INTERVISTA PETTINATA
Ok, conosciamo Simon Reynolds e la sua ultima fatica. Ci siamo sbucciate le ginocchia per la prima volta negli anni Ottanta. Abbiamo avuto sorelle maggiori che ci obbligavano a chiamare in radio per dedicare Each time you break my heart [play ▶] al pinolo di turno. Abbiamo avuto cinture di plastica trasparente giallo o rosa fosforescente. Eravamo pop per nascita e non per meriti, incapaci di essere altro. Poi ce ne siamo dimenticate, la retromania presbite ha guardato più lontano finché non ha fatto il giro. Ed eccoci qua. Inverno 2011/2012, è bastato un concerto dei Summer Camp a far riesplodere tutta la voglia di collant di pizzo e di Twister in salotto.
I Summer Camp sono Elizabeth Sankey, bella come Betty Grable, e Jeremy Warmsley, scappato almeno esteticamente da una graphic novel di Craig Thompson. Nascono nel 2009 per scherzo – Elizabeth non aveva mai cantato prima – dopo aver registrato la cover di I only have eyes for you dei Flamingos [play ▶] e averla messa su MySpace fingendosi una band svedese. Inaspettatamente attirano l’attenzione di pubblico e critica, e dopo qualche mese di mistero escono allo scoperto. Nel 2010 esce per Moshi Moshi Records l’EP Young e lo scorso ottobre il primo album, Welcome to Condale, attualmente nella top ten dei debut album inglesi del 2011 secondo The Guardian.

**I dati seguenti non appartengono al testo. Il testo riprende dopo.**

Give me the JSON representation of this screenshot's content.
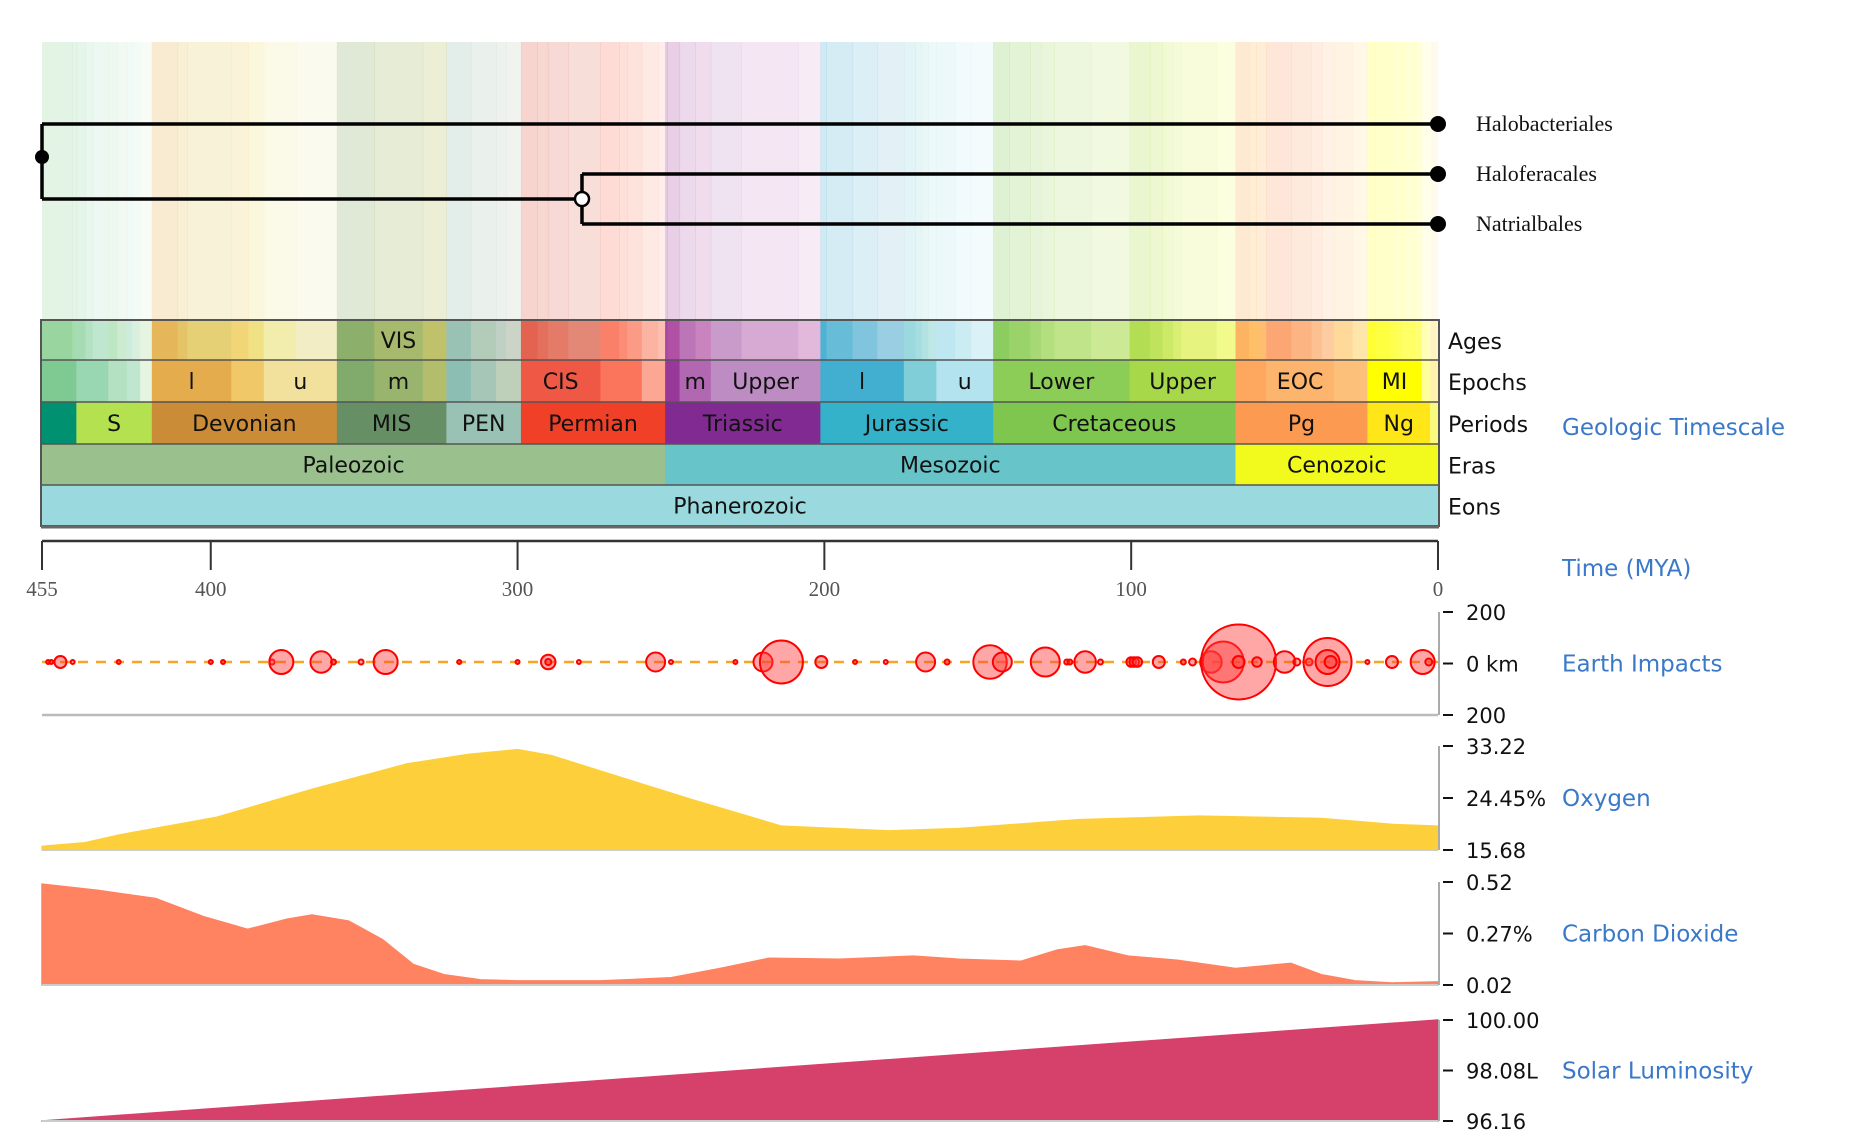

Ascoltateli. Sarà un viaggio pop intorno alla luna, all’adolescenza, all’America, alla TV e al cinema. Parleranno di voi – la prima volta che ho ascoltato Better off without you ho pensato alla sigla di qualche mio teen drama anni ’90, Beverly Hills 90210 in primis – ma soprattutto di un’idea di America in giovani testoline europee che in America non ci sono ancora state. Welcome to Condale, ad esempio: context album ambientato in una città californiana da fiction dove si incrociano le storie di una teenager degli anni Ottanta e di una star hollywoodiana nei primi anni Cinquanta. Primi appuntamenti, nostalgia del passato, amore e drama serviti in salsa ipnagogica: a un tramonto in technicolor non si sa dire di no, in tempi bui come questi, e la gioia spensierata con cui si apre la scatola magica dei Summer Camp è paragonabile solo a quella che ci prendeva davanti alla villa di campagna di Barbie. Un sogno da toccare.
Gli anni Ottanta come una via di fuga. Da cosa state o stavate scappando?
Niente di terribile. Più che altro amiamo quel genere di escapismo fine a se stesso.
L’incontro più importante della vostra carriera?
Probabilmente quando la nostra manager Louise [Latimer, della Empire Management, n.d.r.] ci ha chiesto di prenderci in gestione. Oppure quando abbiamo pensato di registrare insieme per la prima volta.
Guardando alle spalle e in avanti, come vi sentite a questo punto della vostra vita artistica?
Benissimo! Siamo davvero soddisfatti di ciò che abbiamo raggiunto, ma abbiamo ancora molto lavoro da fare e non vediamo l’ora.
Che cosa fareste oggi se non foste i Summer Camp?
Elizabeth farebbe radio e scriverebbe, Jeremy farebbe più produzione e suonerebbe in altre band.
Quanto istinto e quanta disciplina ci sono nel vostro fare musica?
Cerchiamo di combinarli: scriviamo d’istinto e poi editiamo parecchio.
La vostra adolescenza in poche parole.
Jeremy: in casa. Elizabeth: ossessionata da se stessa.
Un altro vostro talento, oltre la musica?
Elizabeth sa imitare i bambini piccoli e Jeremy è bravissimo a imitare gli animali.
Qualcosa per cui siete troppo vecchi e qualcosa per cui siete troppo giovani?
Troppo giovani per le tasse, troppo vecchi per il Laser Tag.